No matter what we budget for the 50/30/20 paradigm, our total expenditures for the month should fit into these ratios. So even if it’s the Christmas season, smart budgeting says our total recreational spending shouldn’t top more than 30% of total spending. This can mean cutting other expenditures to make room for seasonal ones. If we’re saving money, whatever we spend must leave enough left over to fill the 20% saving amount each month.
As Grinch-like as it is, it is also possible to have a low-key holiday with less spending. A focus on family and thoughtful gifts can trump buying anything splashy or big. And while impulse-bought Halloween candy can seem like a great idea, it’s often a purchase we come to regret, especially after we’ve eaten an entire bag of Reese’s (they do go down so easily).
For an increased sense of budgeting in 50/30/20, one should also consider inflation. This can be a bit trickier, especially since prices vary by market fluctuation as well as location. For example, if you’re adding up your grocery receipts for needs, you might find $20 in one store is $22 or $18 in another. If you’re serious about fighting inflation with your budget, take these prices into account when budgeting. If you normally spend $50 on groceries but inflation makes all your products add up to $60, either cut $10 worth of groceries or find another store that is cheaper and covers the increase. Look for off-brand alternatives; use coupons and online sales as often as possible: during the holidays there are some especially good deals on foods or desserts we normally buy, so keep track of those.
It’s even possible to fight inflation increases in things we normally assume are fixed. For example, if gas is too high and breaking out of the 50% bracket, consider carpooling with a friend or maybe take public transit if available. Do it often enough to offset the increased price, at least until inflation cools down or the holidays are over, whichever comes sooner.

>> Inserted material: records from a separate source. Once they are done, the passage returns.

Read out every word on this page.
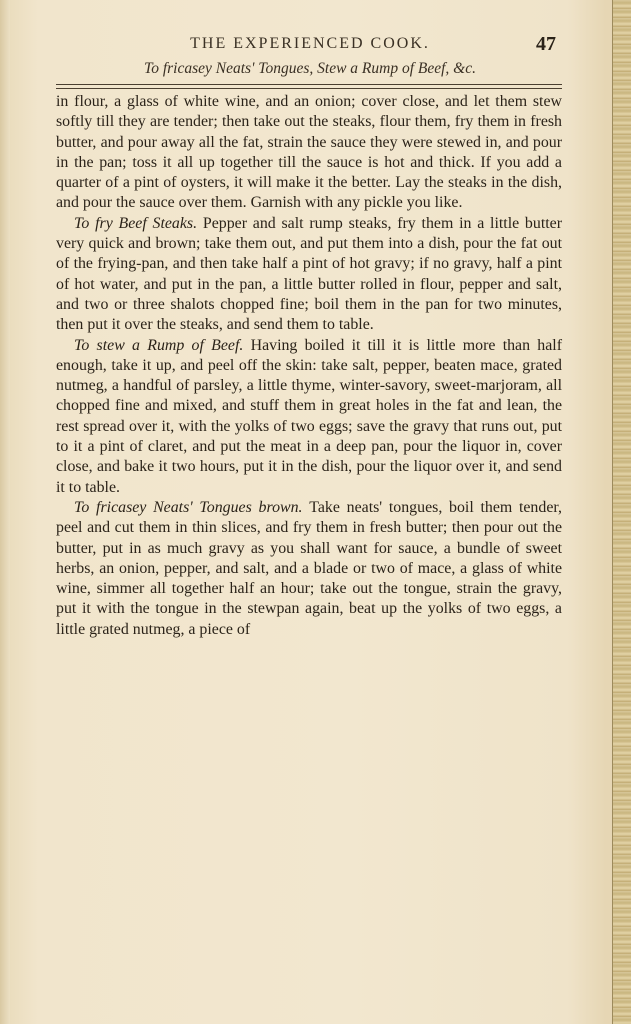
THE EXPERIENCED COOK.	47
To fricasey Neats' Tongues, Stew a Rump of Beef, &c.

in flour, a glass of white wine, and an onion; cover close, and let them stew softly till they are tender; then take out the steaks, flour them, fry them in fresh butter, and pour away all the fat, strain the sauce they were stewed in, and pour in the pan; toss it all up together till the sauce is hot and thick. If you add a quarter of a pint of oysters, it will make it the better. Lay the steaks in the dish, and pour the sauce over them. Garnish with any pickle you like.

To fry Beef Steaks. Pepper and salt rump steaks, fry them in a little butter very quick and brown; take them out, and put them into a dish, pour the fat out of the frying-pan, and then take half a pint of hot gravy; if no gravy, half a pint of hot water, and put in the pan, a little butter rolled in flour, pepper and salt, and two or three shalots chopped fine; boil them in the pan for two minutes, then put it over the steaks, and send them to table.

To stew a Rump of Beef. Having boiled it till it is little more than half enough, take it up, and peel off the skin: take salt, pepper, beaten mace, grated nutmeg, a handful of parsley, a little thyme, winter-savory, sweet-marjoram, all chopped fine and mixed, and stuff them in great holes in the fat and lean, the rest spread over it, with the yolks of two eggs; save the gravy that runs out, put to it a pint of claret, and put the meat in a deep pan, pour the liquor in, cover close, and bake it two hours, put it in the dish, pour the liquor over it, and send it to table.

To fricasey Neats' Tongues brown. Take neats' tongues, boil them tender, peel and cut them in thin slices, and fry them in fresh butter; then pour out the butter, put in as much gravy as you shall want for sauce, a bundle of sweet herbs, an onion, pepper, and salt, and a blade or two of mace, a glass of white wine, simmer all together half an hour; take out the tongue, strain the gravy, put it with the tongue in the stewpan again, beat up the yolks of two eggs, a little grated nutmeg, a piece of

Who knows, maybe you’ll find this works for you and you want to do it all the time! If this happens, you can start to be under your budget, which means you can allocate more money to the 20% or 30% area (savings and discretionary, respectively).
There are often state and government costs to help save on heating costs as well. To see if you qualify, visit the website of your state agency and see what’s available. During the cold winter this can be a boon. If you’re looking to keep your spending the same but would like more money in total to come in, there are a few avenues worth exploring:
- If salaried, see if a raise is in order (you’re worth more than you think!)
- Consider working a second job or a side gig (server/wait staff, Uber, DoorDash, etc.)
- Sell old or unneeded things on Amazon or eBay, or possibly a yard sale or local directory
- Look into other money-making tactics, such as freelancing
- If you have the means, sell blood or plasma
Wrapping it All Up
Many people work extra hours or a side job during the holidays to pay for nice things for their friends and family, and frankly, we love that. It shows a commitment to giving loved ones nice things, and to improving people’s lives even a little bit. It helps make the time of year more meaningful and fun, especially for children. While it’s harder during inflation, it’s far from impossible. With smart budgeting and a financial vigilance for numbers and options, it’s possible to crunch cash while spending for a great holiday season.